People were Cats and dogs selectively breed for thousands of years to make more desirable pets. A new startup called the Los Angeles Project aims to accelerate this process with genetic engineering in order to actually make rabbits, hypoallergenic cats and dogs and possibly one day.
The Los Angeles project is the idea of Biohacker Josie Zayner, who publicly injected itself into the gene machining tool in 2017 Crisp During a conference in San Francisco and Livestream. “I want to help people to change genetically.” she said back then. She also gave herself one Fecal transplantation and a DIY COVID vaccine And is the founder and CEO of The Odin, a company that sells genetic engineering kits for home.
Now Zayner wants to create the next generation of pets. “I think as a human species, it is a kind of moral privilege to improve animals,” she says.
With the biotech entrepreneur Cathy Tie, a former Thiel scholarship holder, the Los Angeles project is about making animals that are “more complex and interesting and more beautiful and unique” than that currently exist, says Zayner. The name of the company based in Austin is an allusion to a further controversial effort das Manhattan project, which developed the first atomic bomb during the Second World War.
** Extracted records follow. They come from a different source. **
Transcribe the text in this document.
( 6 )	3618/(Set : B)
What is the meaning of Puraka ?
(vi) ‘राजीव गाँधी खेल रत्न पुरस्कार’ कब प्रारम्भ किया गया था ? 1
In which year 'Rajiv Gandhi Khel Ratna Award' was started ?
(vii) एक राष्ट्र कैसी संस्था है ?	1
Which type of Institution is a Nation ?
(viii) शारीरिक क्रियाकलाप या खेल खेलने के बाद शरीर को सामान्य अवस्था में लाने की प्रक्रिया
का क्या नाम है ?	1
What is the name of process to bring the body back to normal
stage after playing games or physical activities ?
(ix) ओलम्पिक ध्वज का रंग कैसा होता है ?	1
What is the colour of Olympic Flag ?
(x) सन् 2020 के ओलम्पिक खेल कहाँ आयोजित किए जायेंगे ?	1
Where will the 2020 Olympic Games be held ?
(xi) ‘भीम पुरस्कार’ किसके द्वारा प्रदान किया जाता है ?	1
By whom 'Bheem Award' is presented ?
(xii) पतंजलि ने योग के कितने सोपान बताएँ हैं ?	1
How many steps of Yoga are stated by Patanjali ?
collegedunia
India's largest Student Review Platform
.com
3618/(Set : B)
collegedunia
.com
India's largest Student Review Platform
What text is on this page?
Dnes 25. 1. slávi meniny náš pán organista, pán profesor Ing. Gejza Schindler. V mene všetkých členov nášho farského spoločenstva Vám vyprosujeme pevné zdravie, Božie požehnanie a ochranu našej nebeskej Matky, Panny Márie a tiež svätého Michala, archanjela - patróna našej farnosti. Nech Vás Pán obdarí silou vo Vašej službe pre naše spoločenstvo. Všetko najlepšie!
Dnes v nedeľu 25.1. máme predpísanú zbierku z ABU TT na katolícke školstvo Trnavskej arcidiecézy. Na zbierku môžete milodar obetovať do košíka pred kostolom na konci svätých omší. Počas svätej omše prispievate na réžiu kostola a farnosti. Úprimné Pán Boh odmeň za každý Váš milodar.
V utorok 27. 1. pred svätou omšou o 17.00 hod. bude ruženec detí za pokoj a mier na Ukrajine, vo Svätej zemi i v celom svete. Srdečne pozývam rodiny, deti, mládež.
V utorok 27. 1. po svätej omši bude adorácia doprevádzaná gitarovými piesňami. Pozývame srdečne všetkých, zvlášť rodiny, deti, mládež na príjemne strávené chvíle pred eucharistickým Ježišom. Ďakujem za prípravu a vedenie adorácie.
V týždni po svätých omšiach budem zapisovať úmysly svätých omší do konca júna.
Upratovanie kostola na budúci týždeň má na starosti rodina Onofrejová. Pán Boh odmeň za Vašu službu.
Last year the Los Angeles project operated on stealth mode, while his five-person team experimented with embryos of frogs, fish, hamsters and rabbits. You used Crispr to delete genes and insert new ones – the latter are more difficult to achieve. They also test a less well-known technology that is known as a restriction-enzyme-mediated integration or remi to integrate new DNA in embryos. If you make these modifications at the embryo level, the genetic composition of the resulting animal changes.
The team used Crispr to add rabbit embryos to produce green -fluorescent protein or GFP. Zayner says they want to transfer to female rabbits to female rabbits this week. If everything goes well, the company will have glowing baby rabbits in a month. (Rabbits have a pregnancy time of only 31 to 33 days.)
They will not be the first bright animals ever created. GFP is usually used by scientists to visually pursue and monitor genetic activity or cellular processes in an organism, often to examine diseases. Researchers have previously made fluorescent rodents, monkeys, dogs, cats and rabbits, but none of these animals were created for commercial purposes. However, the Los Angeles project creates glowing rabbits and other animals to sell them to consumers. “I think the pet room is huge and completely undervalued,” says Zayner.